Some residents raised opposition to the way the airport commercialization plan was hatched with little public input and questioned forecasts for airline traffic. Three of five county commissioners now oppose the airport commercialization.
Attorneys for opponents also argue that the habitat of animals like the Northern long-eared bat could be threatened, noting that bats help with insect control and preventing damage to crops.
Delta Air Lines has vocally opposed the Paulding airport commercialization and Delta CEO Richard Anderson has said he would work with the city of Atlanta “to oppose any investment in that facility,” saying all resources should be spent on keeping Hartsfield-Jackson — where Delta has its hub — strong.

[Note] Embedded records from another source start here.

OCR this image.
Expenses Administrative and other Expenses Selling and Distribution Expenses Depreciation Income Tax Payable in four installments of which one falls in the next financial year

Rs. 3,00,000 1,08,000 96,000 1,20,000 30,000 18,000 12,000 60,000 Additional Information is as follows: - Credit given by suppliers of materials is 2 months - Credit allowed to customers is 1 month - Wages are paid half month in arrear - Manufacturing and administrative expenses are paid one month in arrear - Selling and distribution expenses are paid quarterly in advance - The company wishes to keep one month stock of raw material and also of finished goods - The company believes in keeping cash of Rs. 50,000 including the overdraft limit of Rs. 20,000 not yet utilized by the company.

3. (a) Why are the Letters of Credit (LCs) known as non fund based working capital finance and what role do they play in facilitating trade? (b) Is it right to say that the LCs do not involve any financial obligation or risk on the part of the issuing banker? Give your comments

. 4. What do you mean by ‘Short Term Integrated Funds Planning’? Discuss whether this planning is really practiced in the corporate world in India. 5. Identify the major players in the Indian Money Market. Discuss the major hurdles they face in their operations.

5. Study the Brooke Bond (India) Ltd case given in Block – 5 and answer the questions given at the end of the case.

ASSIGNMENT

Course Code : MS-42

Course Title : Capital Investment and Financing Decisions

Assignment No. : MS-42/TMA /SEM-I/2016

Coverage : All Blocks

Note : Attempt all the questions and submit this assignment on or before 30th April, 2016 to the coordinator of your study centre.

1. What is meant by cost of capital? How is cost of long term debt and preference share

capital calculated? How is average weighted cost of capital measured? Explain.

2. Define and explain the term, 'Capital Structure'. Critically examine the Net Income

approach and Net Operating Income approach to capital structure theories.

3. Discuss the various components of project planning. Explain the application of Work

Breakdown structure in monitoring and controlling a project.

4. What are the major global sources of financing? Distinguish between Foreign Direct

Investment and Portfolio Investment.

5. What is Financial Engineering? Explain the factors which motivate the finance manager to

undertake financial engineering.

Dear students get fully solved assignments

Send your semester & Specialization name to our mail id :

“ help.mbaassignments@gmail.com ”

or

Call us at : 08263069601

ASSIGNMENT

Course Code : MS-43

But those in favor of commercializing the airport talked of progress and the opportunity to generate more jobs.
“We’re looking at people that disagree, but in the end, I’m about bringing jobs to Paulding,” said Paulding commission chairman David Austin.
“Progress is progress. We never like it when it’s in our backyard, but we like the benefits that it brings,” said Paulding resident Terry Tibbitts. “The jobs that potentially can be generated by this airport represent high-tech, good-paying jobs.”
Brett Smith, principal with Propeller Investments, which originally partnered with the Paulding airport authority to pursue the commercialization plan, said the hearing showed “there is clear support in the community.”
The long-awaited public hearing and environmental assessment were required in a settlement of a legal challenge against the Federal Aviation Administration in 2013.
Meanwhile, other lawsuits continue between residents, the airport authority and the county over the airport commercialization plan.
The draft environmental assessment found that commercialization would have no significant impact. If the final report comes to the same conclusion, it could clear a major hurdle for the airport commercialization.
However, residents in opposition to the plan could also file a legal challenge and seek an injunction to block the commercialization. The FAA could also decide to do a more extensive study with an environmental impact statement.